MPEG-2 is intended for high-quality, high-bandwidth video. It is most prominent because it is used for DVD and HDTV video compression. Computationally, good encoding is expensive but can be done in real time by current processors. Decoding an MPEG-2 stream is relatively easy and can be done by almost any current processor or, obviously, by commercial DVD players.
MPEG-2 players must also be able to play MPEG-1. MPEG-1 is very similar, though the bit stream differs and the motion compensation has less resolution. It is used as the video compression on VCDs.
MPEG-2 is a complicated format with many options. It includes seven profiles dictating aspect ratios and feature sets, four levels specifying resolution, bit rate, and frame rate, and three frame types. The bit stream code is complex and requires several tables. However, at its core are computationally complex but conceptually clear compression and decompression elements. These elements are the focus of this section.
MPEG-2 components are very similar to those in JPEG. MPEG-2 is DCT based, and uses Huffman coding on the quantized DCT coefficients. However, the bit stream format is completely different, as are all the tables. Unlike JPEG, MPEG-2 also has a restricted -- though very large -- set of frame rates and sizes. But the biggest difference is the exploitation of redundancy between frames.

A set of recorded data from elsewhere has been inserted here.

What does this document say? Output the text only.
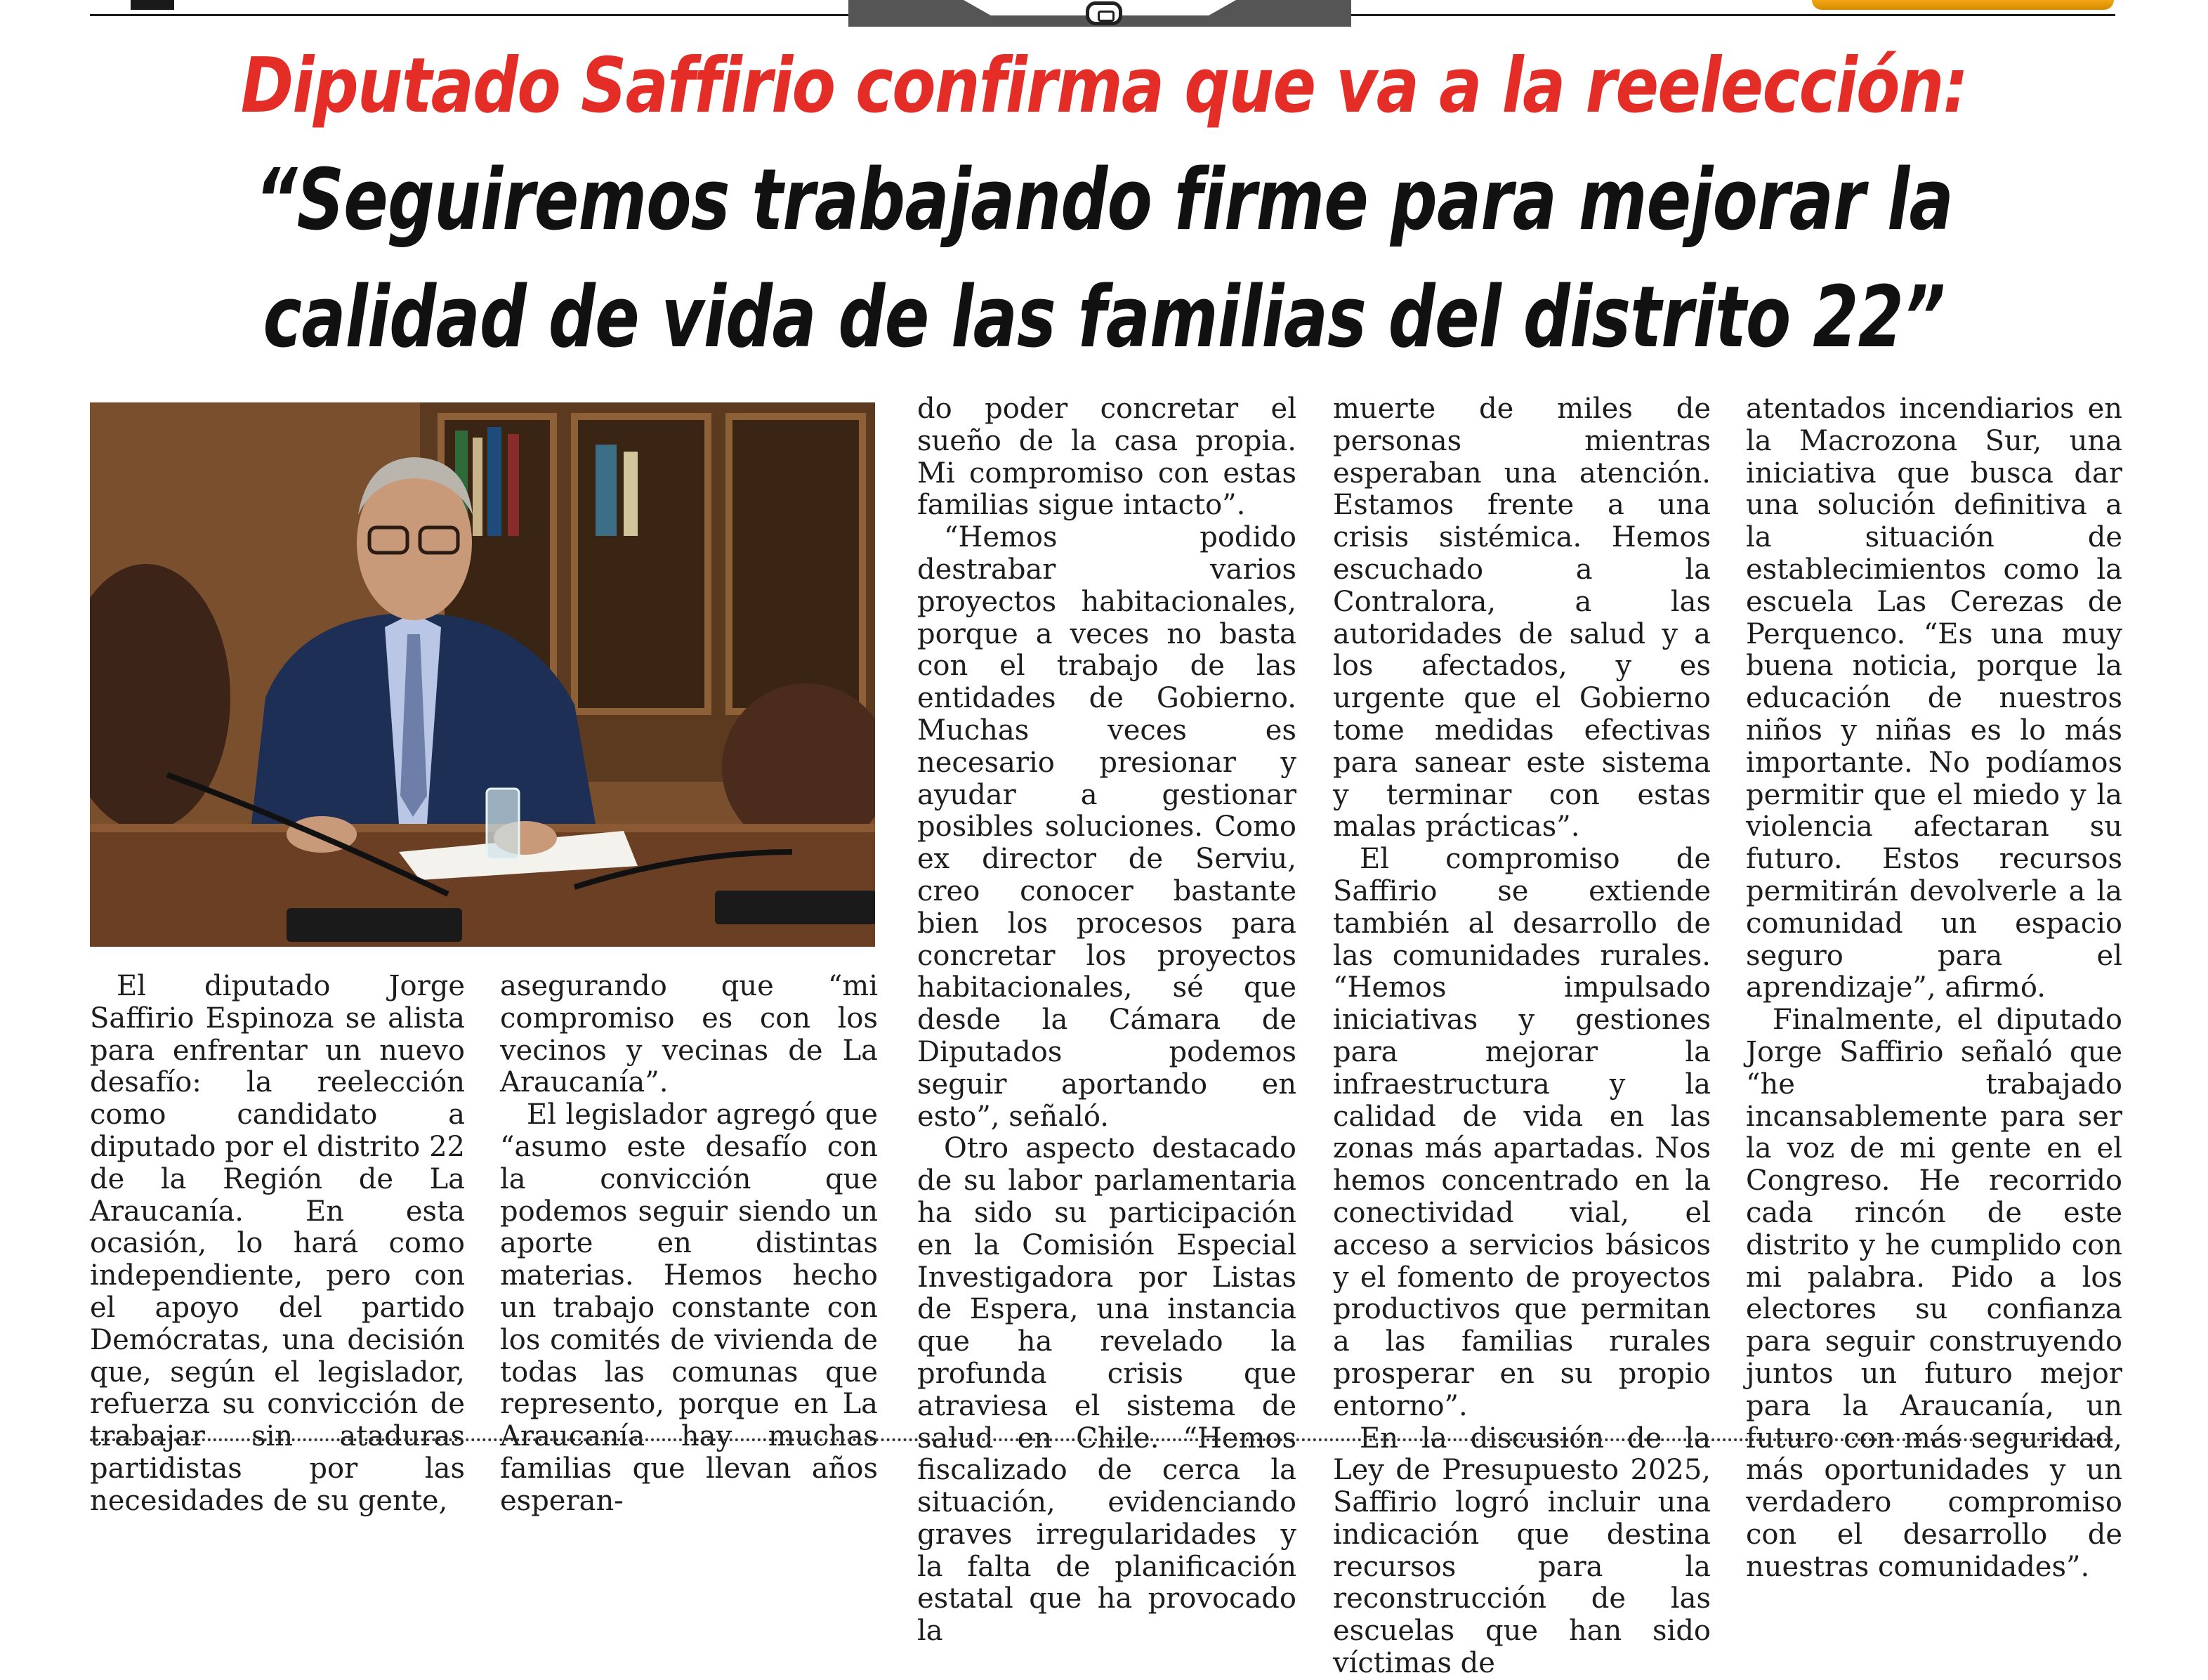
Diputado Saffirio confirma que va a la reelección:
“Seguiremos trabajando firme para mejorar la
calidad de vida de las familias del distrito 22”

El diputado Jorge Saffirio Espinoza se alista para enfrentar un nuevo desafío: la reelección como candidato a diputado por el distrito 22 de la Región de La Araucanía. En esta ocasión, lo hará como independiente, pero con el apoyo del partido Demócratas, una decisión que, según el legislador, refuerza su convicción de trabajar sin ataduras partidistas por las necesidades de su gente,

asegurando que “mi compromiso es con los vecinos y vecinas de La Araucanía”.

El legislador agregó que “asumo este desafío con la convicción que podemos seguir siendo un aporte en distintas materias. Hemos hecho un trabajo constante con los comités de vivienda de todas las comunas que represento, porque en La Araucanía hay muchas familias que llevan años esperan-

do poder concretar el sueño de la casa propia. Mi compromiso con estas familias sigue intacto”.

“Hemos podido destrabar varios proyectos habitacionales, porque a veces no basta con el trabajo de las entidades de Gobierno. Muchas veces es necesario presionar y ayudar a gestionar posibles soluciones. Como ex director de Serviu, creo conocer bastante bien los procesos para concretar los proyectos habitacionales, sé que desde la Cámara de Diputados podemos seguir aportando en esto”, señaló.

Otro aspecto destacado de su labor parlamentaria ha sido su participación en la Comisión Especial Investigadora por Listas de Espera, una instancia que ha revelado la profunda crisis que atraviesa el sistema de salud en Chile. “Hemos fiscalizado de cerca la situación, evidenciando graves irregularidades y la falta de planificación estatal que ha provocado la

muerte de miles de personas mientras esperaban una atención. Estamos frente a una crisis sistémica. Hemos escuchado a la Contralora, a las autoridades de salud y a los afectados, y es urgente que el Gobierno tome medidas efectivas para sanear este sistema y terminar con estas malas prácticas”.

El compromiso de Saffirio se extiende también al desarrollo de las comunidades rurales. “Hemos impulsado iniciativas y gestiones para mejorar la infraestructura y la calidad de vida en las zonas más apartadas. Nos hemos concentrado en la conectividad vial, el acceso a servicios básicos y el fomento de proyectos productivos que permitan a las familias rurales prosperar en su propio entorno”.

En la discusión de la Ley de Presupuesto 2025, Saffirio logró incluir una indicación que destina recursos para la reconstrucción de las escuelas que han sido víctimas de

atentados incendiarios en la Macrozona Sur, una iniciativa que busca dar una solución definitiva a la situación de establecimientos como la escuela Las Cerezas de Perquenco. “Es una muy buena noticia, porque la educación de nuestros niños y niñas es lo más importante. No podíamos permitir que el miedo y la violencia afectaran su futuro. Estos recursos permitirán devolverle a la comunidad un espacio seguro para el aprendizaje”, afirmó.

Finalmente, el diputado Jorge Saffirio señaló que “he trabajado incansablemente para ser la voz de mi gente en el Congreso. He recorrido cada rincón de este distrito y he cumplido con mi palabra. Pido a los electores su confianza para seguir construyendo juntos un futuro mejor para la Araucanía, un futuro con más seguridad, más oportunidades y un verdadero compromiso con el desarrollo de nuestras comunidades”.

There are three types of frames in MPEG:
- I (intra) frames.
- P (predicted) frames.
- B (bidirectional) frames.
There are several consequences of frame type, but the defining characteristic is how prediction is done. Intra frames do not refer to other frames, making them suitable as key frames. They are, essentially, self-contained compressed images. By contrast, P frames are predicted by using the previous P or I frame, and B frames are predicted using the previous and next P or I frame. Individual blocks in these frames may be intra or non-intra, however.
MPEG is organized around a hierarchy of blocks, macroblocks, slices, and frames. Blocks are 8 pixels high by 8 pixels wide (8x8) in a single channel. Macroblocks are a collection of blocks 16 pixels high by 16 pixels wide (16x16) and contain all three channels. Depending on subsampling, a macroblock contains 6, 8, or 12 blocks. For example, a YCbCr 4:2:0 macroblock has four Y blocks, one Cb, and one Cr.
Following are the main blocks of an MPEG-2 codec, in encoding order. Figure 1 shows how these blocks relate to one another.
Motion Estimation and Compensation.
The key to the effectiveness of video coding is using earlier and sometimes later frames to predict a value for each pixel. Image compression can only use a block elsewhere in the image as a base value for each pixel, but video compression can aspire to use an image of the same object. Instead of compressing pixels, which have high entropy, the video compression can compress the differences between similar pixels, which have much lower entropy.
Objects and even backgrounds in video are not reliably stationary, however. To make these references to other video frames truly effective, the codec needs to account for motion between the frames. This is accomplished with motion estimation and compensation. Along with the video data, each block also has motion vectors that indicate how much that frame has moved relative to a reference image. Before taking the difference between current and reference frame, the codec shifts the reference frame by that amount. Calculating the motion vectors is called "motion estimation" and accommodating this motion is called "motion compensation."
This motion compensation is an essential and computationally expensive component in video compression. In fact, the biggest difference between MPEG-1 and MPEG-2 is the change from full-pel to half-pel accuracy. This modification makes a significant difference in quality at a given data rate, but also makes MPEG-2 encode very time-consuming.